6. Limitations, Extensions, and Future Directions

Scope and Expressiveness: While general relational semantics frameworks subsume a wide class of logics and computational models (classical, intuitionistic, substructural, multi-valued, etc.), some logical varieties lack the finite-model property, or require subtler preservation under conuclear operations (Fussner, 2020, Hartonas, 2021).
Technical Subtleties: The interaction of higher-arity relations, residuated/conuclear identities, or degenerate/connection structures in categorical frameworks can be nontrivial; coherence of adjoints and naturality in parametric models demands careful handling (Sojakova et al., 2018, Hartonas, 2021).

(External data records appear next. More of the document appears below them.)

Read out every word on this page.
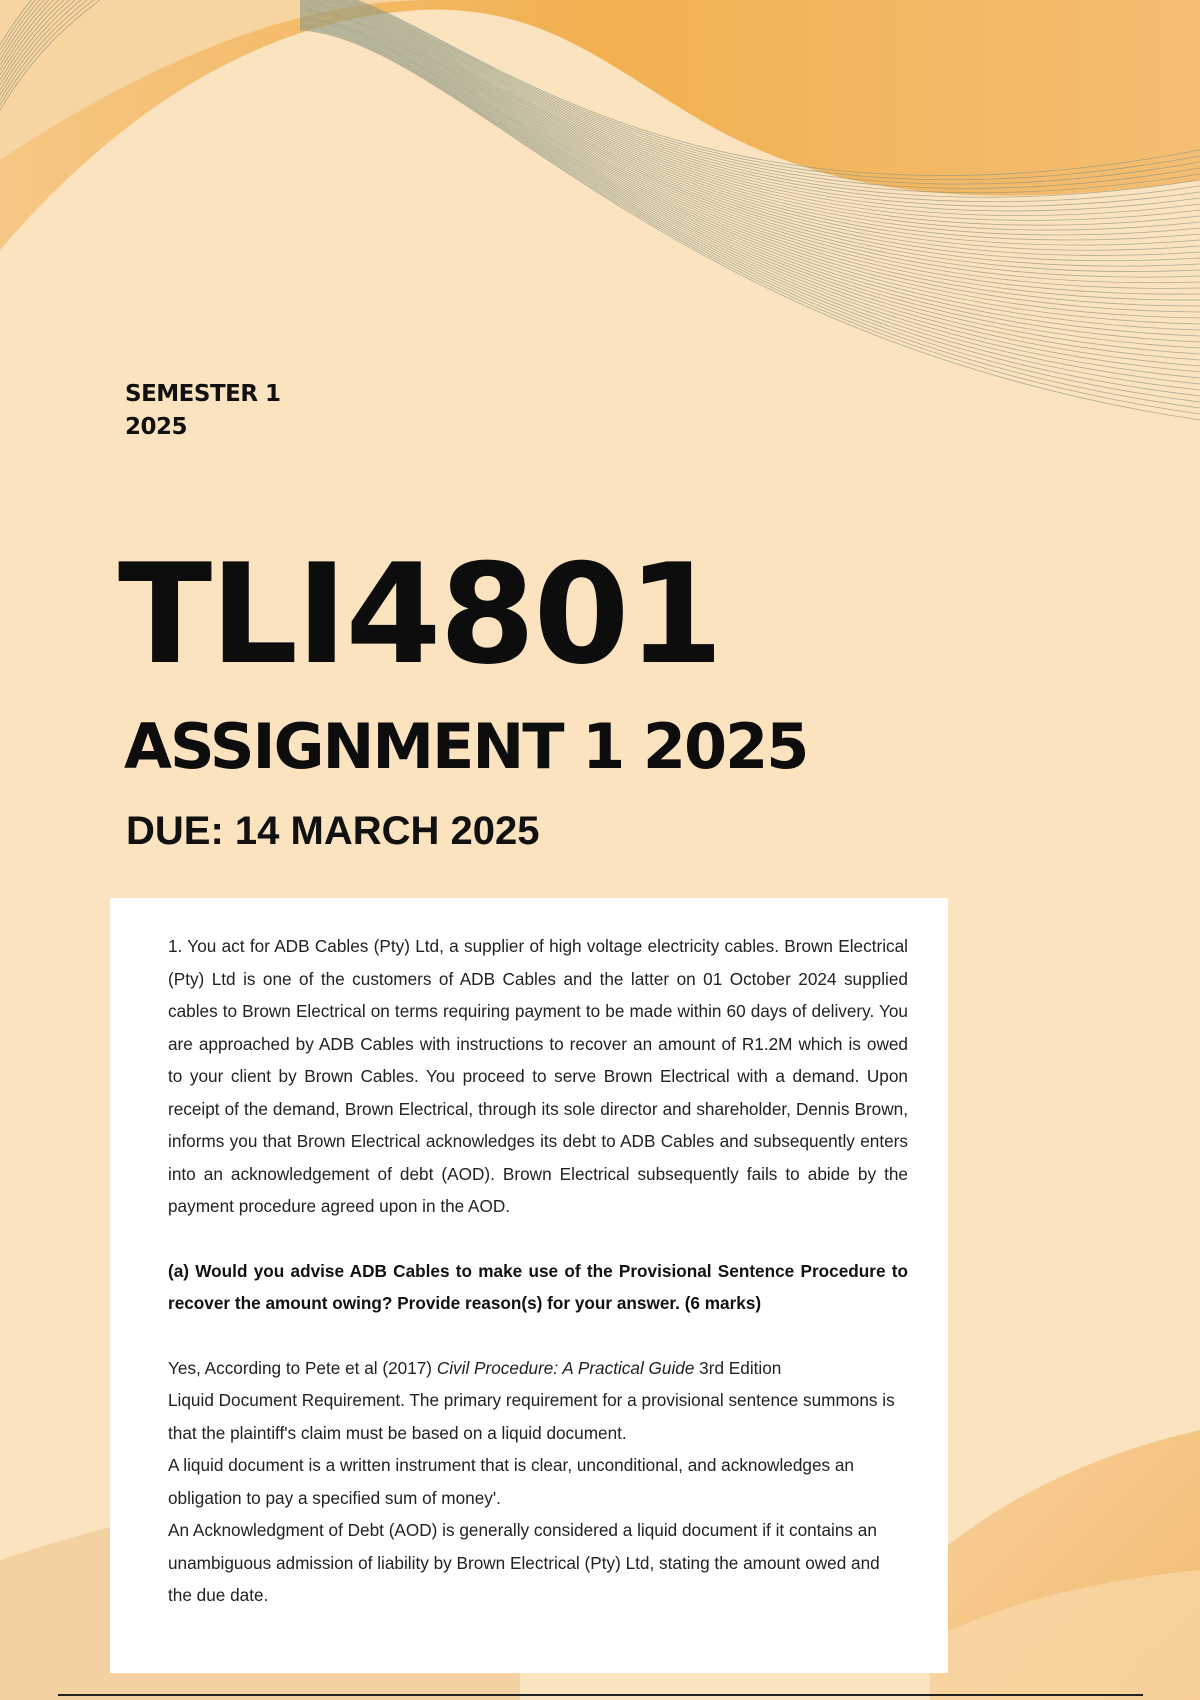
SEMESTER 1
2025
TLI4801
ASSIGNMENT 1 2025
DUE: 14 MARCH 2025

1. You act for ADB Cables (Pty) Ltd, a supplier of high voltage electricity cables. Brown Electrical (Pty) Ltd is one of the customers of ADB Cables and the latter on 01 October 2024 supplied cables to Brown Electrical on terms requiring payment to be made within 60 days of delivery. You are approached by ADB Cables with instructions to recover an amount of R1.2M which is owed to your client by Brown Cables. You proceed to serve Brown Electrical with a demand. Upon receipt of the demand, Brown Electrical, through its sole director and shareholder, Dennis Brown, informs you that Brown Electrical acknowledges its debt to ADB Cables and subsequently enters into an acknowledgement of debt (AOD). Brown Electrical subsequently fails to abide by the payment procedure agreed upon in the AOD.

(a) Would you advise ADB Cables to make use of the Provisional Sentence Procedure to recover the amount owing? Provide reason(s) for your answer. (6 marks)

Yes, According to Pete et al (2017) Civil Procedure: A Practical Guide 3rd Edition

Liquid Document Requirement. The primary requirement for a provisional sentence summons is that the plaintiff's claim must be based on a liquid document.

A liquid document is a written instrument that is clear, unconditional, and acknowledges an obligation to pay a specified sum of money'.

An Acknowledgment of Debt (AOD) is generally considered a liquid document if it contains an unambiguous admission of liability by Brown Electrical (Pty) Ltd, stating the amount owed and the due date.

Future Directions: Ongoing work seeks higher-dimensional generalizations (cubical sets for n-parametricity), graph- or hypergraph-based semantics for further logical systems, extensions to full effectful or quantitative (cost, privacy) program logics, and direct algebraic/categorical integration into software engineering tools and modular semantic description languages (Conradie et al., 2022, Sato et al., 2022, Pombo et al., 2021, Maillard et al., 2019).

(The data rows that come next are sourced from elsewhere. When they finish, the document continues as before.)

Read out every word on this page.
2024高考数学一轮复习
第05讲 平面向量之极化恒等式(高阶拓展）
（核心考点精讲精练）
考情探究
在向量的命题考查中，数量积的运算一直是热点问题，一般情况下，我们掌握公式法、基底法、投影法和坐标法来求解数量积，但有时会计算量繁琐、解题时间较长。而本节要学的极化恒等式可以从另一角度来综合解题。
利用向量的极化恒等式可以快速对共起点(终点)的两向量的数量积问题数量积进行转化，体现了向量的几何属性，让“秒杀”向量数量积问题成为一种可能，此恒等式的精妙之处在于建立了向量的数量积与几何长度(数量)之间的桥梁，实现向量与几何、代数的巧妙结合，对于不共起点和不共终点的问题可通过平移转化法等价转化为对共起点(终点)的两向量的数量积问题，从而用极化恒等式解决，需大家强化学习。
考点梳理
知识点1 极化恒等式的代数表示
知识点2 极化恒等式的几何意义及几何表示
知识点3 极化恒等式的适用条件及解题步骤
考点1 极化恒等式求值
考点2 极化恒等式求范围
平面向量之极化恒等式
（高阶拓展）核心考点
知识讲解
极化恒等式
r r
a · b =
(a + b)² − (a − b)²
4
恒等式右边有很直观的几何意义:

Operational-Physical Interpretation: In mathematics, physics, and database theory, there is increasing emphasis on nameable value semantics, where all individuals are terms or measurements present in syntax or physical field data, rather than abstract points of an external domain (François et al., 4 Jul 2024, Pombo et al., 2021, Kent, 2012).

7. Conclusion

General relational semantics frameworks provide a foundational and unifying platform for interpreting logic, type theory, programming languages, modal and substructural logics, gauge field theory, and data management—all in terms of relations that are compatible with underlying symmetries, invariance principles, and operational structures. They support a modular, compositional, and algebraically robust semantics, facilitate proofs of completeness and uniformity, and directly connect abstract theory with practical, computational, and physical applications across disciplines (Hartonas, 23 Nov 2025, Sterling et al., 2022, François et al., 4 Jul 2024, Sojakova et al., 2018, Maillard et al., 2019, Kent, 2012, Hartonas, 2021, Fussner, 2020).